管理コンソールの [レポート] > [監査ログ] セクションで、アラートを作成するログのタイプを選択します。ログイン監査ログを表示したら、「不審なログイン」イベント名を含むログのフィルタを作成します。
コンソールの右上にあるベル型のボタンを押すと、アラートを作成できます。このアラートがトリガーされるたびにメール通知を受ける受信者のリストを指定します。この例では、不審なログインがあった場合に「security@example.com」にメールアラートが届きます。通知されたユーザーは、セキュリティ上の問題を軽減するためのアクションを取ることができます。
同じ方法で、他のログイン監査イベントのアラートを作成できます。たとえば、「パスワードの漏洩」イベントタイプは、認証情報の侵害が検出され、パスワードのリセットが必要な場合にログに記録されます。また、政府が支援する攻撃イベントタイプは、政府が支援する攻撃者がユーザー アカウントを侵害しようとしたと Google が判断した場合に記録されます。こうしたイベントやその他のイベントに関するアラートは、ログイン関連のセキュリティの脅威を認識して対処するために役立ちます。
例 2: グループの変更に関するアラート
Google Cloud を利用している企業のお客様は、まずユーザーをグループに割り当て、次にそれらのグループを IAM ロールのメンバーとしてリストすることにより、IAM 権限を処理することをおすすめします。このように、Google Cloud アクセスのデプロビジョニングは、Cloud Identity のグループからユーザーを削除するのと同じくらい簡単です。
もちろん、IAM 権限のデプロビジョニングがユーザーをグループから削除するのと同じくらい簡単であるのと同様に、アクセスのプロビジョニングもユーザーをグループに追加するのと同じくらい簡単です。これが危険をもたらす可能性があるのは、悪意のあるユーザーが GCP で広範囲にわたる特権的なアクセス権を持つグループに追加される場合です。
設定に応じて、Cloud Identity のグループにユーザーを追加できる 4 つのロールがあります。
- 特権管理者(管理コンソールを通じて)
- グループ管理者(管理コンソールを通じて)
- グループ オーナー(Google グループを通じて)
- グループ マネージャー(Google グループを通じて)
Cloud Identity ログを使用してこのようなリスクを軽減する方法を、シナリオを使用して説明します。ボブは、A 社のセキュリティ リーダーです。Cloud Identity の特権管理者は、ボブを Google グループ「security-admin@example.com」のグループ マネージャーとして割り当てました。つまり、ボブはチームのメンバーをこのグループに追加したりこのグループから削除したりすることができます。このグループには GCP で強力なロールが割り当てられていて、セキュリティに関する強力な管理アクションを取ることができます。
たとえば、なんらかの方法で、悪意のある人物がボブの認証情報にアクセスし、ボブとしてログインして、勝手にユーザーをセキュリティ管理者グループに追加し始めたとします。
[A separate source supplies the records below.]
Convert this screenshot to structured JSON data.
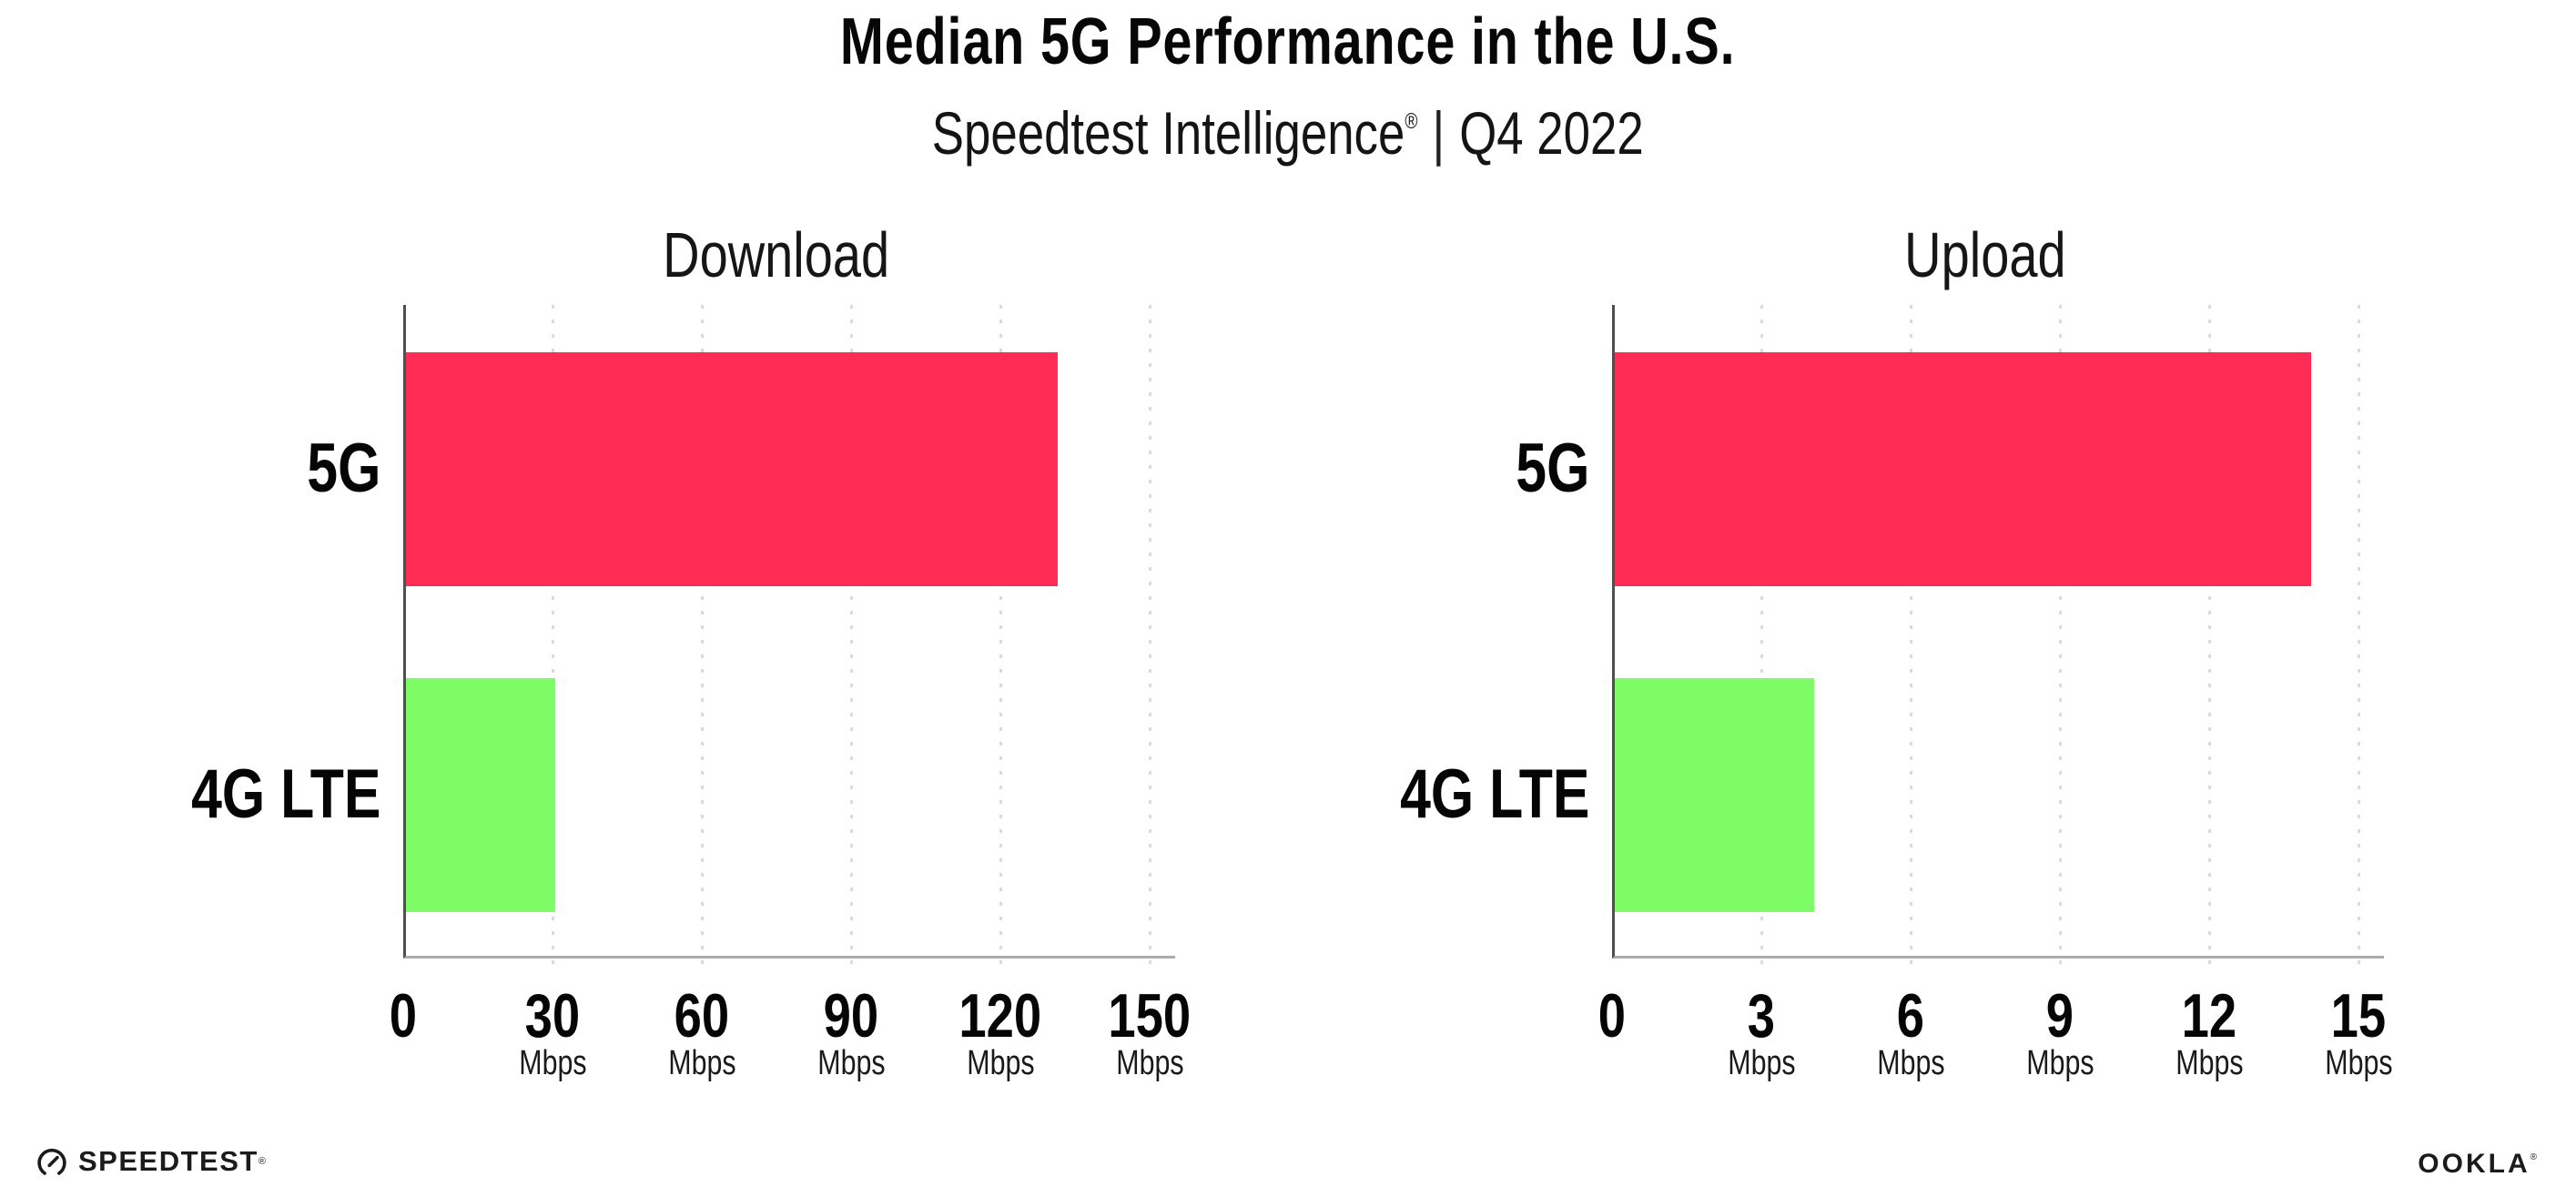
{
  "header": {
    "title": "Median 5G Performance in the U.S.",
    "subtitle_brand": "Speedtest Intelligence",
    "subtitle_reg": "®",
    "subtitle_sep": "|",
    "subtitle_period": "Q4 2022"
  },
  "chart_data": [
    {
      "type": "bar",
      "orientation": "horizontal",
      "title": "Download",
      "categories": [
        "5G",
        "4G LTE"
      ],
      "values": [
        131,
        30
      ],
      "unit": "Mbps",
      "xlim": [
        0,
        150
      ],
      "ticks": [
        0,
        30,
        60,
        90,
        120,
        150
      ],
      "bar_colors": [
        "#FF2D55",
        "#7DFC66"
      ],
      "grid": "dotted-vertical",
      "legend": "none"
    },
    {
      "type": "bar",
      "orientation": "horizontal",
      "title": "Upload",
      "categories": [
        "5G",
        "4G LTE"
      ],
      "values": [
        14,
        4
      ],
      "unit": "Mbps",
      "xlim": [
        0,
        15
      ],
      "ticks": [
        0,
        3,
        6,
        9,
        12,
        15
      ],
      "bar_colors": [
        "#FF2D55",
        "#7DFC66"
      ],
      "grid": "dotted-vertical",
      "legend": "none"
    }
  ],
  "colors": {
    "bar_5g": "#FF2D55",
    "bar_4g_lte": "#7DFC66",
    "gridline": "#d9d9e2",
    "x_axis": "#ababab",
    "y_axis": "#4f4f4f",
    "text": "#0a0a0a"
  },
  "footer": {
    "speedtest_label": "SPEEDTEST",
    "speedtest_reg": "®",
    "ookla_label": "OOKLA",
    "ookla_reg": "®"
  }
}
そうすると、その不正なユーザーたちはすべて GCP 組織で特権的なアクセス権を保持することになります。これは良くありません。
ボブのようなシナリオの影響を緩和するには、管理コンソールでグループ メンバーシップの変更に関するアラートを設定する必要があります。Google グループのグループ管理者または管理コンソールの管理者が変更を加えた場合にトリガーするようにアラートを設定できます。
Google グループで行われたグループのアクションを監査するには、管理コンソールの [レポート] > [監査ログ] > [グループ] セクションに移動します。ここで、グループに対して実施されたアクションの監査ログを確認できます。次に、「グループへのユーザーの追加」イベント名でフィルタし、グループ名を指定できます。たとえば、「security-admin@example.com」のような機密性の高いグループです。
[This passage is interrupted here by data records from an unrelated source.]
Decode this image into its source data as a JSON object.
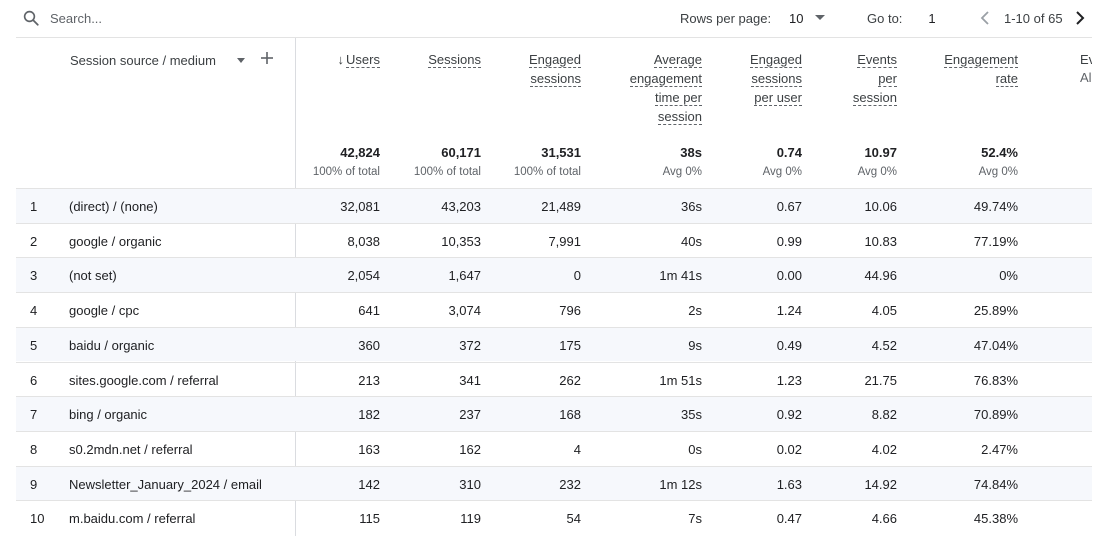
{
  "toolbar": {
    "search_placeholder": "Search...",
    "rows_per_page_label": "Rows per page:",
    "rows_per_page_value": "10",
    "go_to_label": "Go to:",
    "go_to_value": "1",
    "pagination_text": "1-10 of 65"
  },
  "table": {
    "dimension_header": "Session source / medium",
    "columns": [
      {
        "id": "users",
        "label": "Users",
        "sorted": "desc",
        "total": "42,824",
        "total_sub": "100% of total"
      },
      {
        "id": "sessions",
        "label": "Sessions",
        "total": "60,171",
        "total_sub": "100% of total"
      },
      {
        "id": "engaged_sessions",
        "label": "Engaged sessions",
        "total": "31,531",
        "total_sub": "100% of total"
      },
      {
        "id": "avg_engagement_time",
        "label": "Average engagement time per session",
        "total": "38s",
        "total_sub": "Avg 0%"
      },
      {
        "id": "engaged_sessions_per_user",
        "label": "Engaged sessions per user",
        "total": "0.74",
        "total_sub": "Avg 0%"
      },
      {
        "id": "events_per_session",
        "label": "Events per session",
        "total": "10.97",
        "total_sub": "Avg 0%"
      },
      {
        "id": "engagement_rate",
        "label": "Engagement rate",
        "total": "52.4%",
        "total_sub": "Avg 0%"
      }
    ],
    "clipped_column": {
      "label": "Ev",
      "sub": "All"
    },
    "rows": [
      {
        "idx": "1",
        "dim": "(direct) / (none)",
        "vals": [
          "32,081",
          "43,203",
          "21,489",
          "36s",
          "0.67",
          "10.06",
          "49.74%"
        ]
      },
      {
        "idx": "2",
        "dim": "google / organic",
        "vals": [
          "8,038",
          "10,353",
          "7,991",
          "40s",
          "0.99",
          "10.83",
          "77.19%"
        ]
      },
      {
        "idx": "3",
        "dim": "(not set)",
        "vals": [
          "2,054",
          "1,647",
          "0",
          "1m 41s",
          "0.00",
          "44.96",
          "0%"
        ]
      },
      {
        "idx": "4",
        "dim": "google / cpc",
        "vals": [
          "641",
          "3,074",
          "796",
          "2s",
          "1.24",
          "4.05",
          "25.89%"
        ]
      },
      {
        "idx": "5",
        "dim": "baidu / organic",
        "vals": [
          "360",
          "372",
          "175",
          "9s",
          "0.49",
          "4.52",
          "47.04%"
        ]
      },
      {
        "idx": "6",
        "dim": "sites.google.com / referral",
        "vals": [
          "213",
          "341",
          "262",
          "1m 51s",
          "1.23",
          "21.75",
          "76.83%"
        ]
      },
      {
        "idx": "7",
        "dim": "bing / organic",
        "vals": [
          "182",
          "237",
          "168",
          "35s",
          "0.92",
          "8.82",
          "70.89%"
        ]
      },
      {
        "idx": "8",
        "dim": "s0.2mdn.net / referral",
        "vals": [
          "163",
          "162",
          "4",
          "0s",
          "0.02",
          "4.02",
          "2.47%"
        ]
      },
      {
        "idx": "9",
        "dim": "Newsletter_January_2024 / email",
        "vals": [
          "142",
          "310",
          "232",
          "1m 12s",
          "1.63",
          "14.92",
          "74.84%"
        ]
      },
      {
        "idx": "10",
        "dim": "m.baidu.com / referral",
        "vals": [
          "115",
          "119",
          "54",
          "7s",
          "0.47",
          "4.66",
          "45.38%"
        ]
      }
    ]
  }
}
その後、このログが表示されたときに受信者の静的リストが自動的にメールで送信されるようにレポートルールを作成できます。
新しいレポートルールの詳細は、管理コンソールの [セキュリティ] > [ルール] > [セキュリティ管理者グループの変更] で確認できます。
Google グループだけが、グループにユーザーを追加する方法ではありません。管理者は管理コンソール内でもこれを行うことができ、これは管理者監査ログで追跡されます。グループ監査ログのイベントに基づいてトリガーするアラートを作成したときと同じように、管理者監査ログでグループ関連のイベントをフィルタできます。
次のステップ
Cloud Identity ログは、セキュリティ アラートに使用できるさまざまなイベントの追跡に役立ちます。組織でこのようなログを認識したら、ユースケースに適したアラートについて検討できます。たとえば、Cloud Identity で設定を構成するときに、特定の Cloud Identity 設定が変更されたことを管理者監査ログが示した場合にアラートを生成することで、設定を確実に維持することができます。
管理コンソールで Cloud Identity ログにアラートを設定することは、より安全な Google Cloud デプロイメントに向けた適切な第一歩です。しかしながら、組み込みの管理コンソール機能で許可されている範囲内でしかこれを行えません。このシリーズの次の投稿では、Cloud Identity ログを GCP の Cloud Logging に取り込み、他の GCP ログと同じように分析、エクスポート、保存できるようにする方法について説明します。これにより、さらに詳細な Cloud Identity ログ分析とアラートが可能になります。